Recorded crime in Scotland: robbery 2008-2009 and 2017-2018

This report presents information on ‘Robberies’ recorded by the police.

Executive summary

This report presents the findings of a study into the changing nature of police recorded robbery in Scotland. This includes new details on the characteristics of these cases, based on a random sample of police recorded crimes.

Key Findings

Robbery is where someone has been physically assaulted or verbally threatened by a perpetrator, with our without a weapon, in order to gain or attempt to gain property. This study into the characteristics of police recorded robbery focused on the years of 2008-09 and 2017-18, the time between which saw robberies in Scotland decrease by 47% or 1,407 crimes (from 2,963 to 1,556).

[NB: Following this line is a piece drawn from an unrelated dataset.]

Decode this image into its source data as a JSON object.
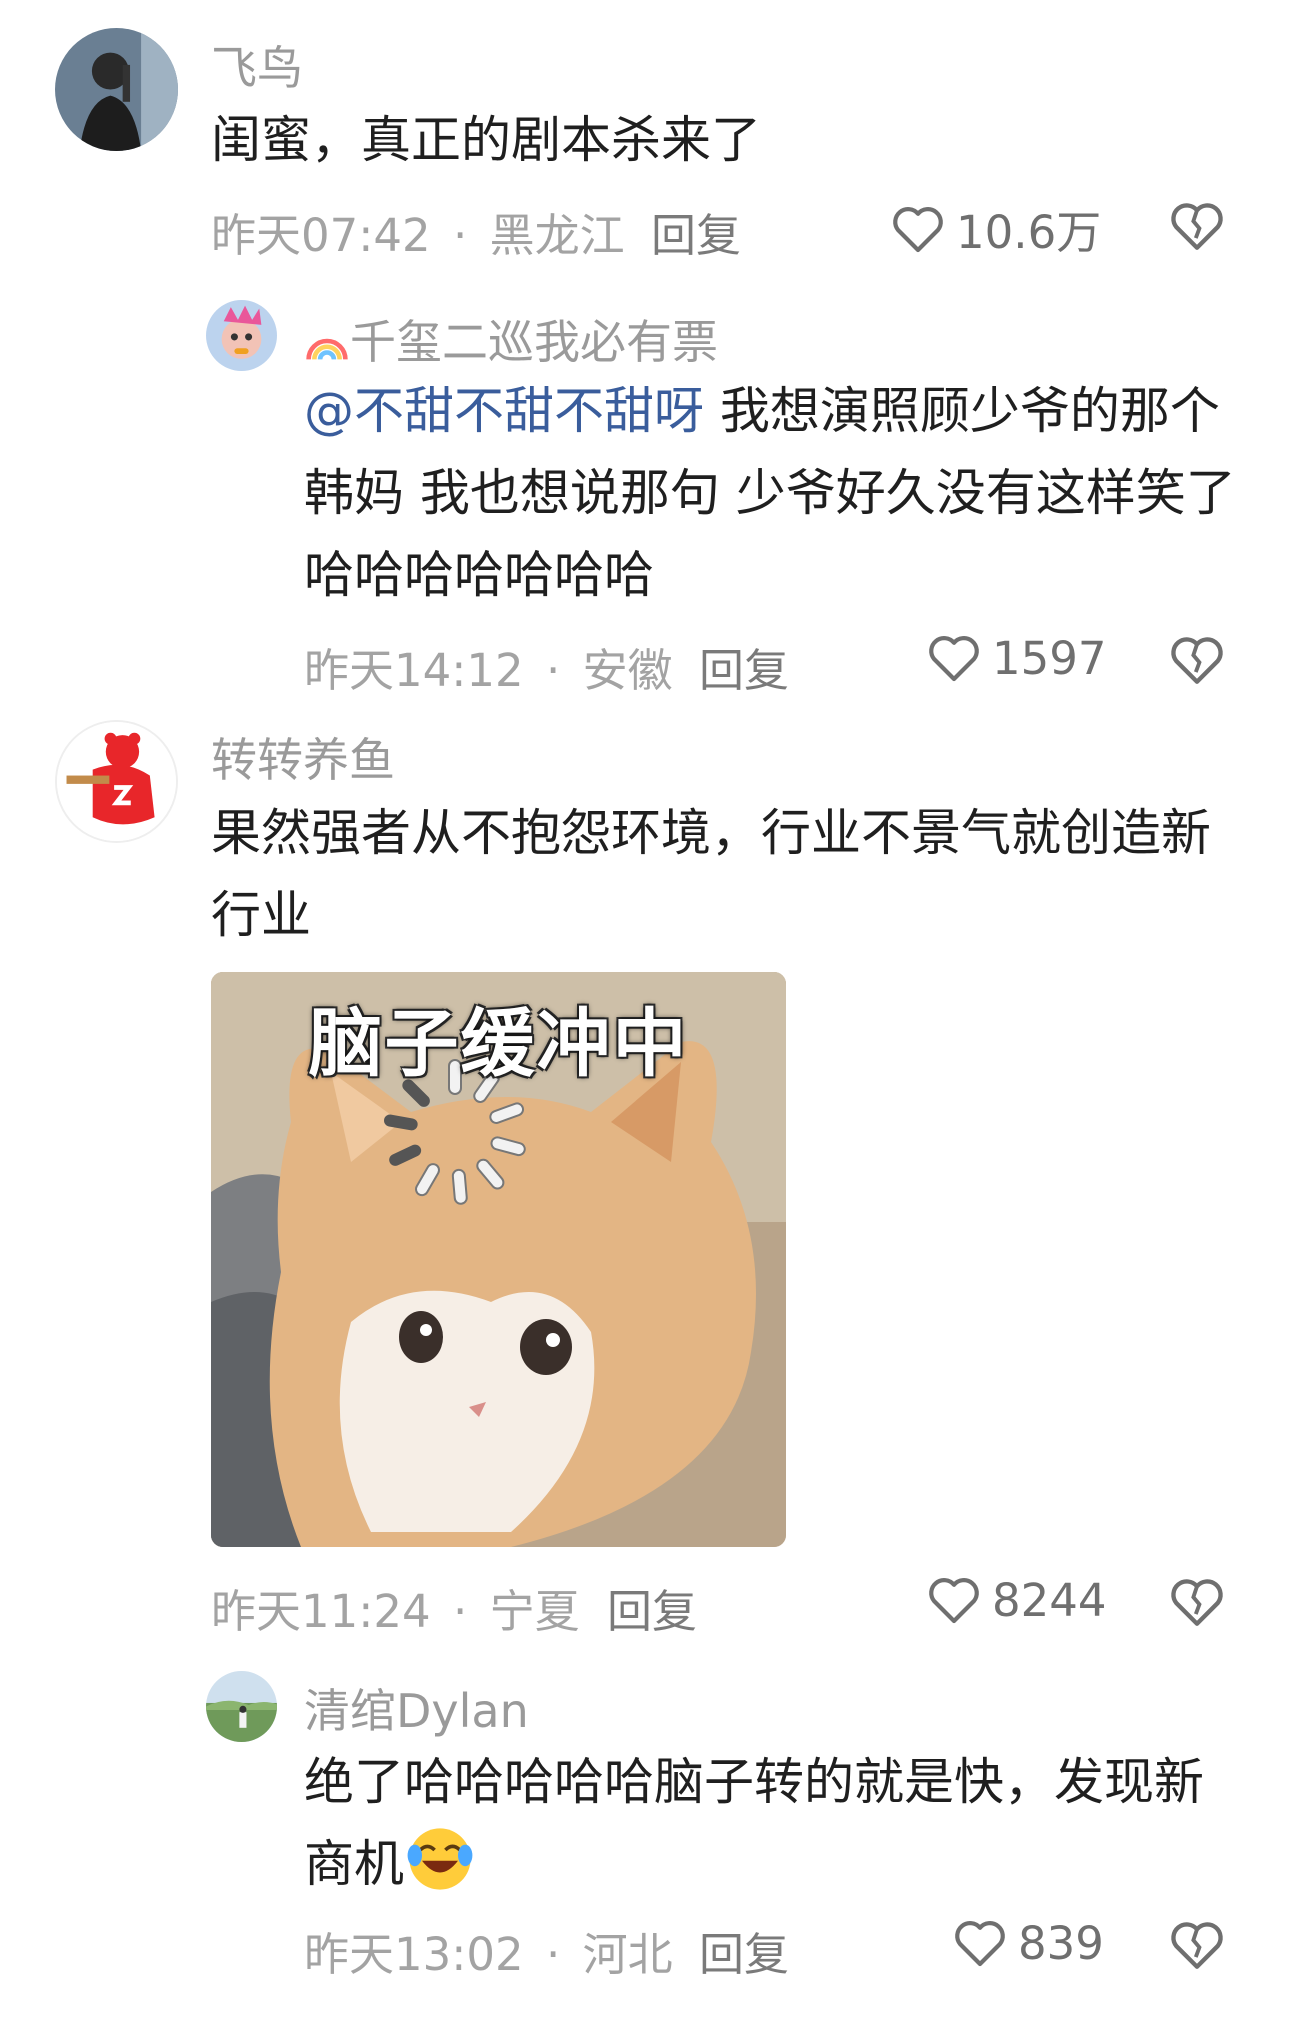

The vast majority (87%) of the total fall in police recorded robbery between 2008-09 and 2017-18 was due to fewer cases of victims being robbed in public spaces by strangers. The reduction in the number of those cases with a male victim was much larger than the reduction in cases with a female victim, though this might be expected as almost three-quarters (71%) of robbery victims were male in 2008-09.

Other types of robbery, such as robbery in a private space (like a residential property) or where the victim knew the perpetrator, have not noticeably reduced in volume since 2008-09. As such they had very little impact on the total fall in police recorded robbery over the past ten years.

Although the reduction in strangers committing public space robberies has driven the total fall in robbery since 2008-09, these factors still predominate the nature of robbery committed today – with 75% of robbery in 2017-18 happening in a public space and 63% being carried out by a stranger. Males still make up a majority of victims (60%).

However, as the fall in police recorded robbery over the past 10 years was driven by fewer public space robberies committed by strangers, robberies in private spaces or committed by someone known to the victim made up a greater proportion of robbery in 2017-18 than in 2008-09.

This suggests that whilst the police in Scotland face far fewer reports of robbery today than a decade ago, the characteristics of the smaller number of robberies that remain are now less homogenous.

The study also found that the average age of both a victim and perpetrator of robbery in 2017-18 was several years older than their counterparts from 2008-09. This reflected a particularly large fall in the estimated rate of both victimisation and offending for teenagers (aged 13 to 19 years) and people in their twenties.

Finally, the study found that robbery in 2017-18 was less likely to involve the use of a knife or bladed/pointed article than in 2008-09 (dropping from 43% to 35%).